俺とタコツボ漁
永禄2年5月5日朝っぱら。
早起きよーし!準備物なーし!全部吾平さん任せ!申し訳なさ山積み。そうしたら、我縁さんがお昼の御握りまで作ってくれたよ。ただただ、ありがたい。
吾平さーん!
「お、来たな。朝は起きられたか?」
ばっちりでさー!今日はお願いしますね。
「ときおり言葉遣いが丁寧になるな。まあいいんじゃが。早速出るぞ。波が良い。」
漁自体は、そこら中に沈めてあるタコツボを引き上げる。それだけだが、まぁ意外と難しくて、入っていないこともあれば、引き上げがもたついて、いざって段階でするりと逃げられたりな。正直足手まといだなこりゃ。
「いや、それでも一人でするよりは楽しいぞ。」とのこと。
どうやら、吾平さん子供五人の五人家族だが、村では米作りを専業する農家が偉くて、思い立ってタコ釣なんかしちゃう吾平さんはまぁまぁな異端なようであった。異端は言い過ぎでも変わり者扱いは避けられない。
「じゃから息子たちも、村の雰囲気に呑まれてか、ほとんどこちらは手伝いをしてはくれんな。寂しいものですだよ。」
タコなんてすごい儲かりそうなもんだけどなぁ。
「はっはw昨日も言ったが、タコはすぐ腐るから他所まで運べん。村人は喰いたがらんし。」
干せばいいじゃん。内臓取ってから足を広げるように竹ひごで形を作ってから数日で行けるよ。きっと。
「それが本当なら…いや、それでも売れる気はせんな。そもそも干したタコなど食べたこともない。」
じゃあ、出来たら吾平さんに持って行くよ。もしかしたら一番に持って行けないかもしれないけど、それでも急いで持って行くよ。
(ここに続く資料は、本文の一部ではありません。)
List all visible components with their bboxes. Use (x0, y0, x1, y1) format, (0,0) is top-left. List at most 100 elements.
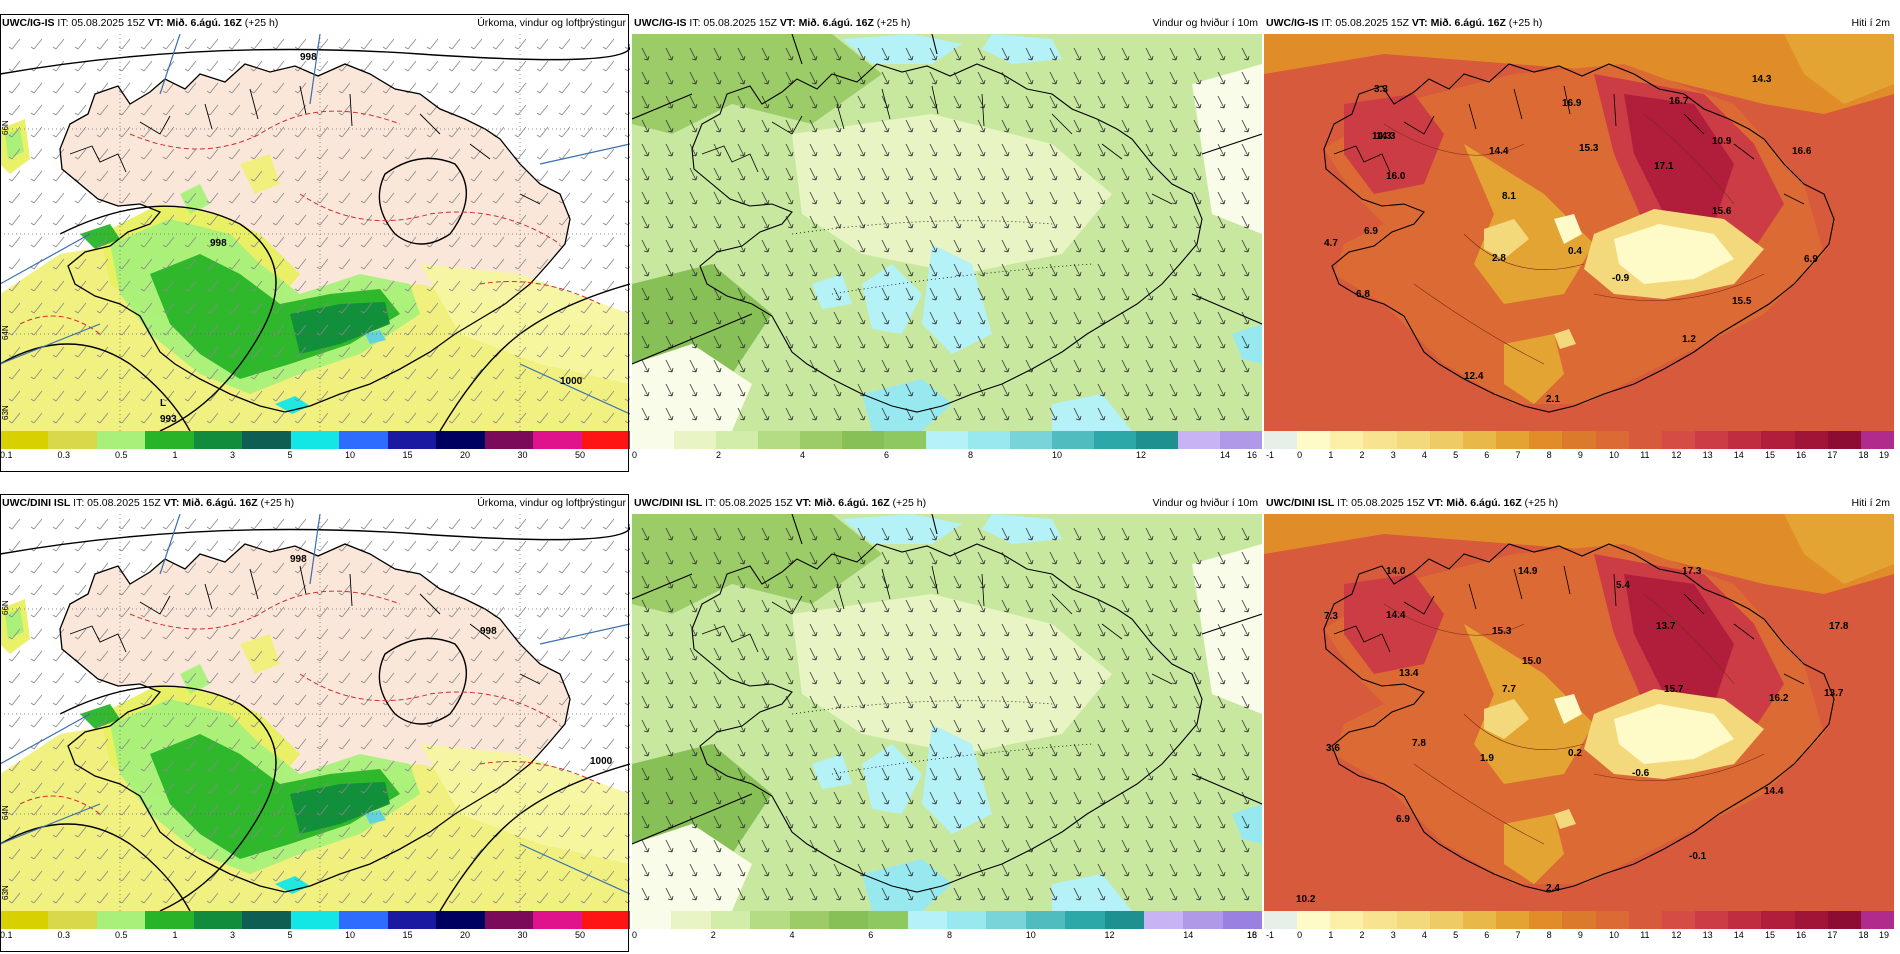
colorbar-tick-label: 17 (1827, 930, 1838, 940)
colorbar-swatch (1562, 911, 1596, 929)
colorbar-swatch (1183, 911, 1223, 929)
colorbar-swatch (533, 911, 582, 929)
latitude-label: 64N (1, 805, 10, 820)
lead-time: (+25 h) (260, 497, 295, 509)
colorbar-tick-label: 12 (1136, 450, 1147, 460)
map-area[interactable] (632, 514, 1262, 911)
colorbar-tick-label: 5 (287, 450, 293, 460)
temperature-value-label: -0.9 (1612, 273, 1630, 284)
colorbar-tick-label: 10 (345, 930, 356, 940)
colorbar-swatch (1529, 431, 1563, 449)
temperature-value-label: 2.8 (1492, 253, 1506, 264)
colorbar-swatch (674, 431, 716, 449)
colorbar-tick-label: 20 (460, 930, 471, 940)
precip-map[interactable]: 998 998 1000 66N 64N 63N (0, 514, 630, 911)
colorbar-tick-label: 0.5 (115, 930, 128, 940)
colorbar-swatch (242, 911, 291, 929)
precip-map[interactable]: L 993 998 998 1000 66N 64N 63N (0, 34, 630, 431)
colorbar-tick-label: 0.1 (0, 450, 13, 460)
colorbar (632, 431, 1262, 449)
panel-title: Úrkoma, vindur og loftþrýstingur (477, 17, 626, 29)
colorbar-swatch (758, 431, 800, 449)
temp-map[interactable]: 14.33.316.9 16.714.314.314.4 15.317.110.91… (1264, 34, 1894, 431)
wind-map[interactable] (632, 514, 1262, 911)
wind-map[interactable] (632, 34, 1262, 431)
colorbar-tick-label: -1 (1266, 930, 1275, 940)
temperature-value-label: 10.2 (1296, 894, 1316, 905)
colorbar-swatch (533, 431, 582, 449)
panel-title: Hiti í 2m (1851, 497, 1890, 509)
colorbar-tick-label: 0 (632, 450, 638, 460)
colorbar-ticks: 0.1 0.3 0.5 1 3 5 10 15 20 30 50 (0, 929, 630, 943)
colorbar-tick-label: 15 (402, 450, 413, 460)
colorbar-swatch (1661, 911, 1696, 929)
colorbar-swatch (1025, 911, 1066, 929)
temperature-value-label: 4.7 (1324, 238, 1338, 249)
colorbar-tick-label: 1 (172, 930, 178, 940)
colorbar-tick-label: 6 (1484, 450, 1490, 460)
colorbar-tick-label: 1 (172, 450, 178, 460)
colorbar-swatch (1562, 431, 1596, 449)
panel-title: Úrkoma, vindur og loftþrýstingur (477, 497, 626, 509)
colorbar-swatch (1529, 911, 1563, 929)
colorbar-swatch (1728, 911, 1762, 929)
colorbar-tick-label: 12 (1671, 450, 1682, 460)
map-area[interactable]: 14.0 14.9 5.4 17.3 7.3 14.4 15.3 13.7 17.8 15.0 13… (1264, 514, 1894, 911)
init-time: IT: 05.08.2025 15Z (1321, 17, 1409, 29)
colorbar-tick-label: -1 (1266, 450, 1275, 460)
temperature-value-label: 13.7 (1824, 688, 1844, 699)
colorbar-swatch (581, 911, 631, 929)
colorbar-tick-label: 15 (1764, 450, 1775, 460)
colorbar-tick-label: 0.1 (0, 930, 13, 940)
colorbar-swatch (1794, 431, 1828, 449)
colorbar-swatch (1264, 911, 1298, 929)
colorbar-tick-label: 12 (1671, 930, 1682, 940)
colorbar-tick-label: 0 (1297, 930, 1303, 940)
colorbar-swatch (1065, 911, 1105, 929)
colorbar-swatch (581, 431, 631, 449)
temperature-value-label: 7.3 (1324, 611, 1338, 622)
colorbar-swatch (1222, 911, 1262, 929)
colorbar-ticks: 0 2 4 6 8 10 12 14 16 18 (632, 929, 1262, 943)
temperature-value-label: 16.0 (1386, 171, 1406, 182)
colorbar (0, 431, 631, 449)
colorbar-tick-label: 10 (1609, 450, 1620, 460)
colorbar-swatch (145, 431, 194, 449)
colorbar-swatch (632, 911, 672, 929)
temperature-value-label: 14.4 (1386, 610, 1406, 621)
temperature-value-label: 16.6 (1792, 146, 1812, 157)
colorbar-swatch (1396, 431, 1430, 449)
colorbar-swatch (1010, 431, 1052, 449)
model-name: UWC/DINI ISL (634, 497, 703, 509)
temperature-value-label: 13.7 (1656, 621, 1676, 632)
colorbar-swatch (800, 431, 842, 449)
map-area[interactable]: 14.3 3.3 16.9 16.7 14.3 14.3 14.4 15.3 17.1 10.9 1… (1264, 34, 1894, 431)
colorbar (1264, 431, 1894, 449)
colorbar-tick-label: 18 (1247, 930, 1258, 940)
map-area[interactable] (632, 34, 1262, 431)
colorbar-swatch (1661, 431, 1696, 449)
colorbar-swatch (1052, 431, 1094, 449)
colorbar-swatch (1761, 911, 1795, 929)
colorbar-ticks: 0.1 0.3 0.5 1 3 5 10 15 20 30 50 (0, 449, 630, 463)
temp-map[interactable]: 14.0 14.9 5.4 17.3 7.3 14.4 15.3 13.7 17.8 15.0 13… (1264, 514, 1894, 911)
panel-title: Vindur og hviður í 10m (1152, 17, 1258, 29)
map-area[interactable]: 998 998 1000 66N 64N 63N (0, 514, 630, 911)
colorbar-swatch (1136, 431, 1178, 449)
colorbar-swatch (1794, 911, 1828, 929)
valid-time-label: VT: (795, 497, 812, 509)
map-area[interactable]: L 993 998 998 1000 66N 64N 63N (0, 34, 630, 431)
init-time: IT: 05.08.2025 15Z (1337, 497, 1425, 509)
colorbar-swatch (671, 911, 711, 929)
temperature-value-label: 15.6 (1712, 206, 1732, 217)
colorbar-swatch (947, 911, 987, 929)
colorbar-tick-label: 4 (800, 450, 806, 460)
colorbar-swatch (1178, 431, 1220, 449)
colorbar-swatch (1695, 431, 1729, 449)
colorbar-swatch (193, 431, 243, 449)
colorbar-swatch (1628, 911, 1662, 929)
colorbar-swatch (926, 431, 968, 449)
colorbar-swatch (1094, 431, 1136, 449)
panel-wind-dini: UWC/DINI ISL IT: 05.08.2025 15Z VT: Mið.… (632, 494, 1262, 954)
colorbar-swatch (1827, 431, 1861, 449)
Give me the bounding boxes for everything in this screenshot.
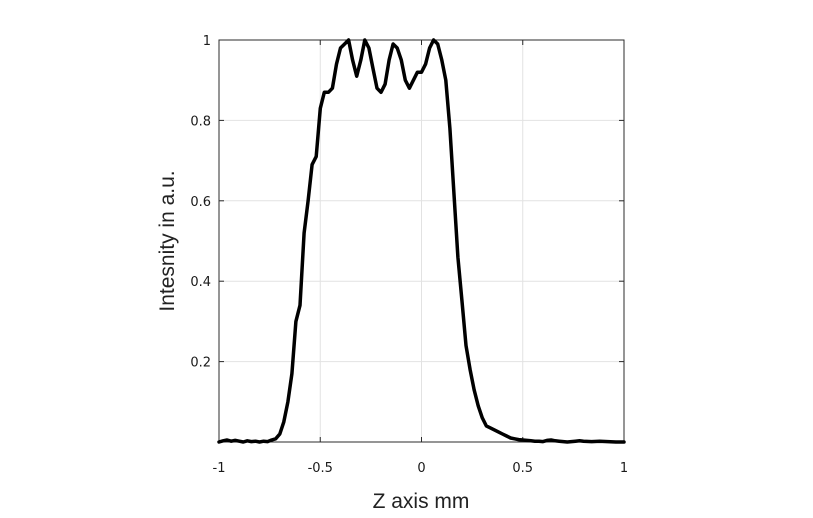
y-axis-label: Intesnity in a.u. (156, 170, 179, 311)
x-tick-label: -0.5 (308, 461, 333, 476)
y-tick-label: 0.8 (190, 114, 211, 129)
intensity-series-line (217, 38, 626, 444)
x-tick-label: 1 (620, 461, 628, 476)
y-tick-label: 1 (203, 34, 211, 49)
y-tick-label: 0.4 (190, 275, 211, 290)
y-tick-label: 0.2 (190, 356, 211, 371)
x-tick-label: 0.5 (512, 461, 533, 476)
y-tick-label: 0.6 (190, 195, 211, 210)
grid (218, 39, 625, 442)
x-axis-label: Z axis mm (373, 490, 470, 513)
x-tick-label: 0 (417, 461, 425, 476)
series-group (217, 38, 626, 444)
axis-ticks: -1 -0.5 0 0.5 1 0.2 0.4 0.6 0.8 1 (190, 34, 628, 476)
x-tick-label: -1 (213, 461, 226, 476)
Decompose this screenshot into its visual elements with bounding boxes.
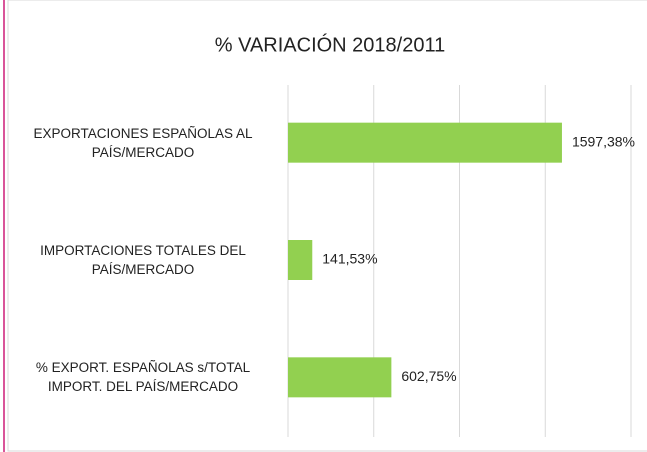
bar	[288, 357, 392, 398]
data-label: 141,53%	[322, 251, 377, 267]
bar	[288, 240, 313, 280]
chart-border	[7, 0, 647, 452]
data-label: 1597,38%	[572, 133, 635, 149]
category-label: % EXPORT. ESPAÑOLAS s/TOTAL IMPORT. DEL …	[35, 360, 251, 395]
category-label: EXPORTACIONES ESPAÑOLAS AL PAÍS/MERCADO	[33, 125, 253, 160]
category-label: IMPORTACIONES TOTALES DEL PAÍS/MERCADO	[40, 243, 246, 277]
data-label: 602,75%	[401, 368, 456, 384]
bar	[288, 122, 562, 163]
chart-title: % VARIACIÓN 2018/2011	[215, 33, 446, 56]
left-border	[3, 0, 5, 452]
「あー。それで、もしも銭が手に入れば3男に畑をやれる。分家のように扱えば、肩身が狭い思いもさせずに済むのにの。」
吾平さんは寂しそうに言った。おれは気持ちが大きくなって、この気の良いおじさんを安心させたくなった。おれが今はまだあんまり金がないけど、小金持ちになったら3男を雇ってやるよ。絶対にひもじい思いも、無様な気持ちにもさせない。しっかり楽しく一日を過ごせるように面倒を見てやるよ。
吾平は爆笑した。「あー。久々に陰鬱の気が晴れたわい。じゃー、あいつはお前さんにまかそうかの。途中で頬り投げたらひどいぞ?」
任せておいておくれよ。おれ頑張るからさ。
「じゃあまずはタコの干し物からじゃな。20取れたから10譲ろう。ある時払いで良い。」
三十文くらいかな?
「何を言っておる素寒貧。金が出来ても十文で良いわい。」
そういうことになった。生きたマダコ10匹ゲットだぜ。